Each group was given some guidelines to investigate - culture, how the area has adapted to change over time and connections between community. We had a digital voice recorder and digital camera. We took a tour of the Pike Market that explained the history but also the social services provided and the workings of the market itself. It was incredible. I would strongly urge all visitors to take a tour of the market with a guide. We returned to the Microsoft campus to work on a group presentation that could last no longer than 10 minutes. We told our story of the market using PhotoStory 3 incorporating the digital pictures and audio from the digital recorder. I finished doing some final touches on the presentation tonight in the hotel room and am looking forward to a great day of sharing tomorrow on the final day of the forum.


  1. What a great project, Eric! Were the final projects posted or published anywhere? I think it is significant that as an example of "technology use best practice," in this example students (the teachers) were linking real world experiences to their own schema/brains via different technologies. I think sometimes "virtual experiences" are oversold to teachers and students, and what we need to focus more attention on is helping students of all ages connect to REAL people and experiences in their environment-- but use technology as an amplifier to document, reflect, and share about those interactions. I look forward to reading and hearing more about your participation in this event. Congrats for being selected, and as always thanks for sharing about your experiences.

  2. Wesley - Thanks for the comment. We only had about an hour to pull it together but I have posted a link to the 8 minute video my group produced on the September 25th post. I don't think it will win an Oscar but it was fun to create as a means to communicate what we experienced at the market.

  3. Anonymous11:04 AM

    One of my colleagues was in attendance, and she was very disappointed with
    a) the level of effort show by Microsoft,
    b) the lack of focus in the overall event
    c) the lack of strong content or process involved in an activity that seemed to have little thought behind it.

    She has signed up for an Apple workshop next month, and said it seems much more focussed and thought out.

    She said she was amazed that such a large company as Microsoft would not do a better job. Was it good, or is she right?

  4. Anonymous12:09 AM

    Eric -- Noticed you mentioned Expeditionary Learning Outward Bound (ELOB).
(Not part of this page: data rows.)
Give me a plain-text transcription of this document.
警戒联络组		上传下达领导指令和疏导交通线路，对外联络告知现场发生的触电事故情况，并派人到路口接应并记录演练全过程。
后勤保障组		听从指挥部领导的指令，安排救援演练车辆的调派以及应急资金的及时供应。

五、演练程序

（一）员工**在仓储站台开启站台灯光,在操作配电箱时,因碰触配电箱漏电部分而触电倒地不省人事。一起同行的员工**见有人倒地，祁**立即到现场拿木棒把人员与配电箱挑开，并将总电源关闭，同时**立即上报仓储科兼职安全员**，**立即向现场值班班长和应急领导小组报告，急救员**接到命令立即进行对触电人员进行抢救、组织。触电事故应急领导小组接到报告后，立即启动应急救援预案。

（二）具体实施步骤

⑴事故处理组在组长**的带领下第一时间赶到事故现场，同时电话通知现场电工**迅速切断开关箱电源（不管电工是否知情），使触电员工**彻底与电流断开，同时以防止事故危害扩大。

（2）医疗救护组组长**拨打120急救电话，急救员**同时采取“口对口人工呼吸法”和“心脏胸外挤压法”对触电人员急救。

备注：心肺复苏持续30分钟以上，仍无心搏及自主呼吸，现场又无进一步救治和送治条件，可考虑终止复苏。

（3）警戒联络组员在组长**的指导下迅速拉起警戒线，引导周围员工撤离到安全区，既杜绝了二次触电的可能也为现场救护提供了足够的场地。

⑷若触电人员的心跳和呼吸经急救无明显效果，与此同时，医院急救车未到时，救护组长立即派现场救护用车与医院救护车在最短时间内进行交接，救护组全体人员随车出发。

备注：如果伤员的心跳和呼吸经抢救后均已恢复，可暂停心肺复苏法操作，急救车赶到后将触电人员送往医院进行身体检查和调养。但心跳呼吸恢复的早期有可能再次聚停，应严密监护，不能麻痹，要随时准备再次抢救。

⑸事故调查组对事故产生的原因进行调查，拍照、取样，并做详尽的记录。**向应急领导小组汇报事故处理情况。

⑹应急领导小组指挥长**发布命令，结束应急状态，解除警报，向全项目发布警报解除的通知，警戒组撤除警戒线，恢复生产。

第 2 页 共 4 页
One of my mentors in grad school a few years back was Meg Campbell, the woman who founded ELOB, and then went on to start her own urban high school in Boston that uses ELOB as its underlying vision. If you remain intrigued by the model, let me know. Happy to introduce you to Meg and her school, Codman Academy.
    And once again, congrats on being selected for the forum! Sounds like thoroughly enjoyed yourself out there. Cheers, Christian

  5. In response to the comment above from "anonymous" - I thought that the forum was good. Could some things have been done differently - sure. I had the opportunity to attend this event as well as the Microsoft Innovative World Forum in the summer of 2005. I can tell you that I gave some considerable feedback to Microsoft after the event in 2005 and the individuals that I have dealt with at Microsoft have made a considerable effort to listen to teachers and give them the tools they need to be more successful. In my opinion Microsoft is trying hard to be as responsive to teachers as possible. I'm sorry that your colleague did not have a more positive experience.